J’ai élevé les trois filles orphelines de mon frère pendant 15 ans. La semaine dernière, il m’a donné une enveloppe scellée que je n’étais pas censée ouvrir devant elles.

Ma prise sur le papier s’est resserrée.

Edwin m’a expliqué que les laisser avec moi — quelqu’un de stable et de rassurant — lui semblait le seul moyen de leur donner une véritable chance de mener une vie normale.

Il pensait que rester les entraînerait dans une situation instable, alors il s’est éloigné, croyant que cela les protégerait.

J’ai expiré lentement. Ses paroles n’ont pas rendu les choses plus faciles, mais elles les ont éclaircies.

J’ai continué à lire.

« Je sais à quoi ça ressemble et ce que vous avez dû endurer à cause de moi. Il n’y a pas de version où je m’en sors indemne. »

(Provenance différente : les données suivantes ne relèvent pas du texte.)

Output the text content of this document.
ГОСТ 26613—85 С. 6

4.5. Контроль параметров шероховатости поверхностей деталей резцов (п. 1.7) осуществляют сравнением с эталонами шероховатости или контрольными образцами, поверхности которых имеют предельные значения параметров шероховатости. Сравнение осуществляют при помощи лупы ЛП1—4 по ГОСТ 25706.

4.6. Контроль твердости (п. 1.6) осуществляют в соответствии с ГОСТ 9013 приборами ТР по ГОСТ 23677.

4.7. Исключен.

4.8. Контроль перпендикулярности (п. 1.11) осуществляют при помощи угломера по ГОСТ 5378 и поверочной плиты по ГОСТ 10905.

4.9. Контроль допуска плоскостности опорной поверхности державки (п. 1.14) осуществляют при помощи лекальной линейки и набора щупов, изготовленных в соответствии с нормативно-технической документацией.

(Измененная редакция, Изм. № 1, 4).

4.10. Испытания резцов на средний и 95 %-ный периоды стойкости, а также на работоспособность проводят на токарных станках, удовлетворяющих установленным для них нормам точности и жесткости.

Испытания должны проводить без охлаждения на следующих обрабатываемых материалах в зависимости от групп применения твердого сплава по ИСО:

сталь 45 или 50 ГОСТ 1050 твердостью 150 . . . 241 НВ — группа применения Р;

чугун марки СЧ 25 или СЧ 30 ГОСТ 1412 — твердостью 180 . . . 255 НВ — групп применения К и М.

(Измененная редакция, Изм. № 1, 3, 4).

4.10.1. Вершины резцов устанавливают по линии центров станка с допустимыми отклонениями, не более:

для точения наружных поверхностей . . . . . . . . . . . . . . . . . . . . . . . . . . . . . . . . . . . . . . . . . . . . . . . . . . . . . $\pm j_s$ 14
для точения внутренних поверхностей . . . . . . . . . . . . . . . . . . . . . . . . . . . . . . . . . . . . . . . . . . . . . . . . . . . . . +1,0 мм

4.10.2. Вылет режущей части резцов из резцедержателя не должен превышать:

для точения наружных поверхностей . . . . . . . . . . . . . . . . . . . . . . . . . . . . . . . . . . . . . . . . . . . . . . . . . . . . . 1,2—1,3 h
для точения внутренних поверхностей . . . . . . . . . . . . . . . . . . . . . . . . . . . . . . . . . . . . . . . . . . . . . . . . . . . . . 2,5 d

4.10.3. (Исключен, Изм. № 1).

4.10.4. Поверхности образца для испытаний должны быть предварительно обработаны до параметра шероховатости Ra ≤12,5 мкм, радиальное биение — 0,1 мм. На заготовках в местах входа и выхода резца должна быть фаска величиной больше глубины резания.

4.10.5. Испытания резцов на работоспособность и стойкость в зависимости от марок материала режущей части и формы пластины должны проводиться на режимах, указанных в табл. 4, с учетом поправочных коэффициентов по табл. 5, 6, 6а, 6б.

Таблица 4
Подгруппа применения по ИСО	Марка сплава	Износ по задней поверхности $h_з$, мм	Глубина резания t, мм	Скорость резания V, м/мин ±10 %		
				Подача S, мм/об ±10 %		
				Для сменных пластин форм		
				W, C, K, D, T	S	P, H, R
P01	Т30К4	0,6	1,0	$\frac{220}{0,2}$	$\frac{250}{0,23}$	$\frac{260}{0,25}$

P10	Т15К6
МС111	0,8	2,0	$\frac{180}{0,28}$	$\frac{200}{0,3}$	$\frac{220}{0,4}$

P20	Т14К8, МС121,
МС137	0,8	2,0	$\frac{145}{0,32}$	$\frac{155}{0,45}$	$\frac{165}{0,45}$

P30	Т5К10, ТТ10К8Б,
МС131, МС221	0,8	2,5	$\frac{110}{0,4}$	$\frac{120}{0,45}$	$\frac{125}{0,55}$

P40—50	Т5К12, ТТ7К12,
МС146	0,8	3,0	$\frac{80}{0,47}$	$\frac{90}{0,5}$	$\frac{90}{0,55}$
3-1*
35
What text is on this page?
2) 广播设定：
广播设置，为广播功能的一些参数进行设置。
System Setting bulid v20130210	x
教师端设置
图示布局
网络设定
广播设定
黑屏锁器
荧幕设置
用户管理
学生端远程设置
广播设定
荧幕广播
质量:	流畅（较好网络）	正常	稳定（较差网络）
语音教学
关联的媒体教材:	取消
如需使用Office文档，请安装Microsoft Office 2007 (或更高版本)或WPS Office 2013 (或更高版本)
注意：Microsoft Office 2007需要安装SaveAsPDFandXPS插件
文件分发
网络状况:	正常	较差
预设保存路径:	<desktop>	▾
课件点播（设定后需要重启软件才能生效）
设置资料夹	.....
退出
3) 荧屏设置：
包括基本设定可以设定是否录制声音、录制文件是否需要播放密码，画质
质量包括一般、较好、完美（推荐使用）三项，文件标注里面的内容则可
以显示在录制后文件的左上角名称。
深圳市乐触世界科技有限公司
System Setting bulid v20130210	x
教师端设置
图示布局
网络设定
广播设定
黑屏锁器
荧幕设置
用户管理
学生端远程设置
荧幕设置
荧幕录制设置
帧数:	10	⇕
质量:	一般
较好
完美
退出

Pour la première fois depuis son arrivée, j’ai entendu sa voix, douce, presque à voix basse.

« Je pensais vraiment à tout ce qui était écrit là-dedans. »

Je ne l’ai pas regardé.

J’ai tourné la page.

Il y avait d’autres documents avec la lettre — des documents officiels.

Je les ai feuilletés, puis je me suis arrêté. Chaque page contenait des dates récentes et faisait référence à des comptes, des propriétés et des soldes. Trois mots ont attiré mon attention :

Déblaiement.
Réinstallation.
Récupération.

Je levai les yeux vers lui. « Qu’est-ce que c’est ? »

« Je l’ai réparé. »

Je le fixai du regard. « Tout ? »

Il hocha la tête. « Mais ça m’a pris du temps. »

C’était un euphémisme.

J’ai regardé la dernière page.

Trois noms.

Les filles.

Tout leur avait été transféré, proprement, sans aucun lien avec le passé.

J’ai plié les papiers lentement, puis je me suis tournée vers lui.

« Vous ne pouvez pas me donner ça et penser que ça compense près de deux décennies. »

« Moi non », a dit Edwin.

Il n’a pas argumenté. Il ne s’est pas défendu.

Et d’une certaine manière… cela a empiré les choses.

Je suis descendue du perron et me suis éloignée de quelques pas, ayant besoin d’espace.

Il n’a pas suivi.

Puis je me suis retourné.

« Pourquoi ne m’as-tu pas fait confiance pour être à tes côtés ? Pour t’aider ? »

La question restait en suspens entre nous.